Presidential candidate Donald Trump’s new trade war could cost middle-class families at least $1,700 a year, a shocking new report has warned.
If he takes office later this year, the former president wants to reduce America’s reliance on income taxes and instead make up for the deficit by raising import tariffs.
Trump has argued that tariffs help American workers, but new research says the policies could harm American workers and industries and worsen international relations.
Trump’s aggressive trade proposals would cost consumers at least $500 billion a year – or at least 1.8 percent of GDP – according to a new study. paper published by the nonpartisan think tank Peterson Institute for International Economics.
That’s five times the cost of the US-China trade war that the former president started in 2018, he found.
Presidential candidate Donald Trump’s new trade war could cost middle-class families at least $1,700 a year, new report warns
The presidential candidate proposes a 60 percent tariff on all Chinese goods and a 10 percent “blanket” tariff on all US imports worth $3 trillion.
He also calls for an extension of tax cuts set to expire starting in 2017, while suggesting a possible new round of tax cuts.
“The tariffs would reduce after-tax income by 3.5 percent for those in the bottom half of the income distribution and would cost a typical household in the middle of the income distribution about $1,700 in tax increases each year,” the report reads.

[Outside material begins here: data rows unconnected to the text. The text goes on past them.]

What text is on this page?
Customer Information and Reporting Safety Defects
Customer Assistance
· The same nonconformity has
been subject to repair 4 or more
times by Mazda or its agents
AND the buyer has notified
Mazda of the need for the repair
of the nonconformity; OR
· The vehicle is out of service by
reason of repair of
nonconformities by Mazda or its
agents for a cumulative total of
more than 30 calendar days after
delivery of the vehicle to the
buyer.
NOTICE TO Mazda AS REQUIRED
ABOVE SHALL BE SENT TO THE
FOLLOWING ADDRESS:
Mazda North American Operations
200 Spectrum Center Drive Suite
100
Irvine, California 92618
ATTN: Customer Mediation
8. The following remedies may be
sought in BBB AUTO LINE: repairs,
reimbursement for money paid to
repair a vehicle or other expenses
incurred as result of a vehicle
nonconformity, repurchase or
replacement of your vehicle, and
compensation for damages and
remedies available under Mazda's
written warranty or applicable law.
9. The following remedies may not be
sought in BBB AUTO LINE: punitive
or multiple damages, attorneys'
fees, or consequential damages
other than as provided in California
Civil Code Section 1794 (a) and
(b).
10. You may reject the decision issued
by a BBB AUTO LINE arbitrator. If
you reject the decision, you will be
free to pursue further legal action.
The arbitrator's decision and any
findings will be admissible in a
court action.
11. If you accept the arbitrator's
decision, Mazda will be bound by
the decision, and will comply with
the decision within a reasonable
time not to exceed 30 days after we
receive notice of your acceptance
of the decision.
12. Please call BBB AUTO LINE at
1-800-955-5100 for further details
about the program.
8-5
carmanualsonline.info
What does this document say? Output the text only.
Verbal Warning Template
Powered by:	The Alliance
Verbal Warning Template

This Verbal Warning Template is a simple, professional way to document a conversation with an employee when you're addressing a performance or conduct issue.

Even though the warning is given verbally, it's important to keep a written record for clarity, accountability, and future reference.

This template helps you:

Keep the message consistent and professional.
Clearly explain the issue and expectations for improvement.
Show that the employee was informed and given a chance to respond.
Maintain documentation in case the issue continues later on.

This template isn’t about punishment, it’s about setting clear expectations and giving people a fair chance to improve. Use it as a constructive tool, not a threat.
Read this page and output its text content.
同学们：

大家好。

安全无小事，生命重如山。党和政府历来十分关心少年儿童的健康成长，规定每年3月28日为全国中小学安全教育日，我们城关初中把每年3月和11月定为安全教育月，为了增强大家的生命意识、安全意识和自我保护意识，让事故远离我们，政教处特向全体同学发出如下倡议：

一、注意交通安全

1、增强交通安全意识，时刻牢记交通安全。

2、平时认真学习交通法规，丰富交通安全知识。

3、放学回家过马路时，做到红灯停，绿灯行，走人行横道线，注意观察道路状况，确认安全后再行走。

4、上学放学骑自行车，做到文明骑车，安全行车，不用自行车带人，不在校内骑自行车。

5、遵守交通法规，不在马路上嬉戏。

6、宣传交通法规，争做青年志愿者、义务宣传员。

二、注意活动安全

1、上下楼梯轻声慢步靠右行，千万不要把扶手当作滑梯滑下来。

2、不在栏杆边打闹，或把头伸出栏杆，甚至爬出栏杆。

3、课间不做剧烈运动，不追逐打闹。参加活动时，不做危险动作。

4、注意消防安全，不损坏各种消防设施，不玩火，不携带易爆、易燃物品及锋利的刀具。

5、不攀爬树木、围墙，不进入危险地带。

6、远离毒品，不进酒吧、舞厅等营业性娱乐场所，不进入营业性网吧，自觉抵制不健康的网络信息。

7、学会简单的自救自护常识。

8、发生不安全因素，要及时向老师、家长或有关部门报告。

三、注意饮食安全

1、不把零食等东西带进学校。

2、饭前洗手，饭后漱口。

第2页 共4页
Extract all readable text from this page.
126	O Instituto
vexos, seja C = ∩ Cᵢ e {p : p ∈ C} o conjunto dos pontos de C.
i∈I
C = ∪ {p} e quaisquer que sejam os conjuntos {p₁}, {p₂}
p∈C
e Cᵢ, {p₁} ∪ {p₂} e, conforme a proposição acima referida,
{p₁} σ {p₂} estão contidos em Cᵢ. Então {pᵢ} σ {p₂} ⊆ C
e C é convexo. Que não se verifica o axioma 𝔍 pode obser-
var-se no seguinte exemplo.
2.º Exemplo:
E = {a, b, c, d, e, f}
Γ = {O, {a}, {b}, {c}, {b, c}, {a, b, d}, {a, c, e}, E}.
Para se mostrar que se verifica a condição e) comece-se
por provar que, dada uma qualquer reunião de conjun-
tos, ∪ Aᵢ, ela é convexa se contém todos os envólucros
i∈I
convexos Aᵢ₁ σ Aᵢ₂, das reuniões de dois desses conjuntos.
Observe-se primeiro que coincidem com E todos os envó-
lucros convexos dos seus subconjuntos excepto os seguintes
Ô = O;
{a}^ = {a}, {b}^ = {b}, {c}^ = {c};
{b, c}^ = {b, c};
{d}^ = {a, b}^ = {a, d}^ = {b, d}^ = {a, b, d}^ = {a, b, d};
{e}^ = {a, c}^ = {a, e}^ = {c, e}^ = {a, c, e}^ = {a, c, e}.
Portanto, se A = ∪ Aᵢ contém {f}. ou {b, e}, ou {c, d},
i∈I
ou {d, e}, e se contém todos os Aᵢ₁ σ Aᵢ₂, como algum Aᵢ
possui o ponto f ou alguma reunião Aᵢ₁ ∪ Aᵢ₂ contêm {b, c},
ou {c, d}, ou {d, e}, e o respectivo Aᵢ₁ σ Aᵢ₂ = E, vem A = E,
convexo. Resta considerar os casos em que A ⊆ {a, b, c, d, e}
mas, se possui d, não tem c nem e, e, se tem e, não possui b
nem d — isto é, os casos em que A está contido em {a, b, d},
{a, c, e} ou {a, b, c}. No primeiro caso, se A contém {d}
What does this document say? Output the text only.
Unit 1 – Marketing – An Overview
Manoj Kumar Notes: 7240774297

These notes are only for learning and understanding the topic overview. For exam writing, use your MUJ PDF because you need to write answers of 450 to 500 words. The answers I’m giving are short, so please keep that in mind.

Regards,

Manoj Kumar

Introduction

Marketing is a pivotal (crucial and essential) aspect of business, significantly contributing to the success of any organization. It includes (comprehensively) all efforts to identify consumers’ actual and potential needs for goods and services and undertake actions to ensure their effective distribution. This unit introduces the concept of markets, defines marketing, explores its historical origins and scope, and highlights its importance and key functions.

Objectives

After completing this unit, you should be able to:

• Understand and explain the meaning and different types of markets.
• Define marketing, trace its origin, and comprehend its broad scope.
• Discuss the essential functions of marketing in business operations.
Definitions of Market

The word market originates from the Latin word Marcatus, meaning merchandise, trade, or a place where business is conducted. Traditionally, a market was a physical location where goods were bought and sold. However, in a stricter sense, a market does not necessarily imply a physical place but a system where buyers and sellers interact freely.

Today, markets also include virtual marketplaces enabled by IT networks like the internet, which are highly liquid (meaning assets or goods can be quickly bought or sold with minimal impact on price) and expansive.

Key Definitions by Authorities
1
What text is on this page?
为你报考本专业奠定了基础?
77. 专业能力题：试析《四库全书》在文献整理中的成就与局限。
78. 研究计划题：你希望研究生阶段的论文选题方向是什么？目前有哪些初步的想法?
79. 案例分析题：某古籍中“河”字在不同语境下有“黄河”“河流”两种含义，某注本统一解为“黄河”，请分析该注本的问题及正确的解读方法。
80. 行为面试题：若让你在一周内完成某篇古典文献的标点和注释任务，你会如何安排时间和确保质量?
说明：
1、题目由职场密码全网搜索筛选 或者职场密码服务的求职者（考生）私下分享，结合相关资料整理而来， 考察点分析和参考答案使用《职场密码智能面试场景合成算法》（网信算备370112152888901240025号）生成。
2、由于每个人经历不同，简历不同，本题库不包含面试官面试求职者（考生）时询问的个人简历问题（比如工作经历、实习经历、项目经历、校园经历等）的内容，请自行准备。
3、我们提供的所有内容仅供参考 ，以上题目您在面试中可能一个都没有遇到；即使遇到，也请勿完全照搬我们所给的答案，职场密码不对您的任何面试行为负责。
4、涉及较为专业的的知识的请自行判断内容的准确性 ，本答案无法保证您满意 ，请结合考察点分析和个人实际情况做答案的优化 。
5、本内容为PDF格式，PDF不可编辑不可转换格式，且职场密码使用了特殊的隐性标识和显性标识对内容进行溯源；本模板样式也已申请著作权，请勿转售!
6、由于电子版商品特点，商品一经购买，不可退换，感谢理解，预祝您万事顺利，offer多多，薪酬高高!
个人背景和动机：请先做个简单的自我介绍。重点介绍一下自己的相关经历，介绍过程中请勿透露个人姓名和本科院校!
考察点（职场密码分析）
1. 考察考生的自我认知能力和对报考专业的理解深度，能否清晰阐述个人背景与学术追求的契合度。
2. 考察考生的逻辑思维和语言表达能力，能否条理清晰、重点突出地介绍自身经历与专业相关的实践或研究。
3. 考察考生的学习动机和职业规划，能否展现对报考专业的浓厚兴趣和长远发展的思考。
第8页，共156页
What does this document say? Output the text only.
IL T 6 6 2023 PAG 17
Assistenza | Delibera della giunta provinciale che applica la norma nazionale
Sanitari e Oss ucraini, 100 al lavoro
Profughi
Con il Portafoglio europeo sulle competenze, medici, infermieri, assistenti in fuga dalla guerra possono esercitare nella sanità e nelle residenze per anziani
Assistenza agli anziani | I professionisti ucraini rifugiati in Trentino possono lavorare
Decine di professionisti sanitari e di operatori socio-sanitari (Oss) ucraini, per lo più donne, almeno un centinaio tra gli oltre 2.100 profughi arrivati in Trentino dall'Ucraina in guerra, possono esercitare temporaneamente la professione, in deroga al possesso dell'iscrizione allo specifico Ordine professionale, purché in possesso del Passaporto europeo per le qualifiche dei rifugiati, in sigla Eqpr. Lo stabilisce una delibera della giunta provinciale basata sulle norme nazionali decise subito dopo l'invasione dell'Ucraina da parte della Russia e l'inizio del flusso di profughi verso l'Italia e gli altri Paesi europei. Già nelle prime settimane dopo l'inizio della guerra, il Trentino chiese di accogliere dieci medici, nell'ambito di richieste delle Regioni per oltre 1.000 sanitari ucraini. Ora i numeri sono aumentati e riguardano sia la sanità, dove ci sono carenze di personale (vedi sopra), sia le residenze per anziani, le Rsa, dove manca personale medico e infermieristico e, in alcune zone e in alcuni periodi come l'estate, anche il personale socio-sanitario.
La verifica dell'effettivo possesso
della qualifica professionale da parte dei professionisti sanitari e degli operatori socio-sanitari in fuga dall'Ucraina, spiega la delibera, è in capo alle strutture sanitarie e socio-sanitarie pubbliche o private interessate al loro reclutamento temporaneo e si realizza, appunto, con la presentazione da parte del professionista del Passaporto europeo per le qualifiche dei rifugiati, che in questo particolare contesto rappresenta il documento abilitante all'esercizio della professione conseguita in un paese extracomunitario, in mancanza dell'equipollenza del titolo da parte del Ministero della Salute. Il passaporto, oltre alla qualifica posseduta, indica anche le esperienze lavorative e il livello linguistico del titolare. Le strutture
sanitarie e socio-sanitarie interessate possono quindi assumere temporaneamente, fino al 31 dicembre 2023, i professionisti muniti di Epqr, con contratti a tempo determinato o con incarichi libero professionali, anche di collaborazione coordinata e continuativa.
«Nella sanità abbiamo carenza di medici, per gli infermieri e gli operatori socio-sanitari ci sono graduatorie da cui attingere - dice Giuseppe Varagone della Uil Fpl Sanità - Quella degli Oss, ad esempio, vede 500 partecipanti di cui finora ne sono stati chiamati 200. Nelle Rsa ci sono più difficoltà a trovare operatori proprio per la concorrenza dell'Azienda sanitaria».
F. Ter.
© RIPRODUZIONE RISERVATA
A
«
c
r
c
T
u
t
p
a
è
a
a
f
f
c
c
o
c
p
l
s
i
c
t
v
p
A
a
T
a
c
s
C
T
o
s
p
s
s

“If carried out, these measures would increase the distortions and burdens created by the rounds of tariffs applied during the first Trump administration (and sustained during the Biden administration), while inflicting massive collateral damage on the US economy.”
He stated that these policies are more likely to hurt than help the low- and middle-income Americans they are intended to benefit.
The tax impact of $1,700 for the typical American household is only the minimal impact possible, the report stresses.
This estimate does not include possible additional damage from foreign retaliation and loss of competitiveness.
“This is the tip of the iceberg,” said co-author Kimberly Clausing, a senior researcher at the Peterson Institute. cnn.
‘The cost of retaliation will be very high. The Europeans will apply tariffs to us. Mexicans and Canadians will be very upset. “People are not going to stay calm,” he said.
The think tank’s analysis claims that tariffs on imported goods “are passed on in full to American buyers,” while Trump has suggested that other nations will pay the American tariffs.
The United States International Trade Commission found in a study last year that U.S. importers “borne almost the entire cost” of the tariffs.
The agency estimated that prices rose about 1 percent for every 1 percent increase in tariffs on Chinese-made products, steel and aluminum, CNN reported.
“In contrast to Trump’s frequent and erroneous claims that foreigners bear the brunt of tariffs, economists have long understood that tariffs burden domestic buyers of imported goods,” the report reads. from the Peterson Institute.
However, former President Trump is not the only one embracing tariffs: both parties have shown their support for the measure as a way to show that they are tough on China.
President Joe Biden has also maintained many of the tariffs that Trump introduced during his presidency.
The report says aggressive tariffs are more likely to hurt American workers than help them.
Trump’s aggressive trade proposals would cost consumers at least $500 billion a year, according to the report.
Biden has announced higher tariffs on electric vehicles from China.
“President Biden, despite having ample opportunities, has failed to eliminate tariffs imposed on China during the Trump presidency,” the Peterson Institute report reads.
He noted that tensions with China may have made it difficult to reverse many of the tariffs, but they still continue to hurt American households, although to a much lesser degree than Trump’s new proposals.
Earlier this month, Biden announced higher tariffs on $18 billion worth of Chinese goods, including electric cars, critical minerals and solar products and batteries.
Karoline Leavitt, national press secretary for the Trump campaign, told CNN in a statement: “The American people do not need ‘documents’ from so-called ‘experts’ to know that bidenomics has stolen thousands of their hard-earned dollars,” and they will have “More money will return to their pockets with President Trump back in the White House.”